Интересным отголоском может быть и то, что совсем рядом с той Березиной Маской протекает та же речка Мена — а между тем недалеко от вершины Москвы-реки — река Менка (видимо, от бывшей *Мены). Благодаря перекличке этих «мэнь» с мэнкой, от которой Минск (на уровне сходства гидроним иногда ассоциируется с мэнкас «маленький», но топоним это отрицает), приобретает новое звучание и свой уровень «Москва-Минск». " связь.

17
Табала в Каунасском музее литовских народных музыкальных инструментов

Табала на Рождество

Наконец, для чего «Рождество»? Дело в том, что «табалай» — балтийский (литовский) ударный инструмент, который упоминается в описании Рождественского шествия .

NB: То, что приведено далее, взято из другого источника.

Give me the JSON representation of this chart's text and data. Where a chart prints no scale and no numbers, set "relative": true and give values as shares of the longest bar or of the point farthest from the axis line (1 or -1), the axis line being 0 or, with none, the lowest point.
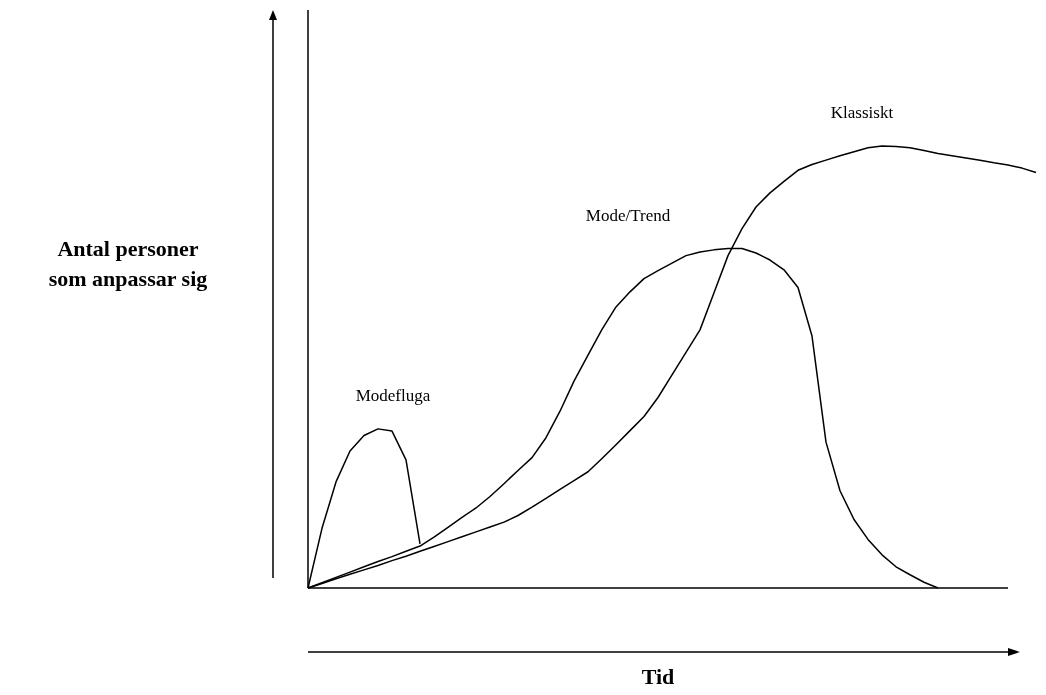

Табалы представляют собой несколько досок, подвешенных горизонтально за веревками. Подвесные доски были побиты, когда на Рождество вытащили палубу. И колода, и табала должны ассоциироваться с древним образом Рождества, когда стали актуальны обездвиженность и смятение (в отличие от купальской четы, с ее идеей вознесения).

Тот же мотив не менее ясен и в «игре» под названием «табалас» при вторжении в новый дом: лежать на полу, локти в пол и петь пожелание, чтобы дом был удачным. Действие, как и на Рождество, связано и с началом (новое жилище), и с движением лежащего (само движение «дрожит»).

Таким образом, название Москвы выглядит не только балтийским (скорее всего, «извилистым»), но и — на лингвистическом уровне — вписанным в обрядовые реалии, восходящие к древнебалтийским временам.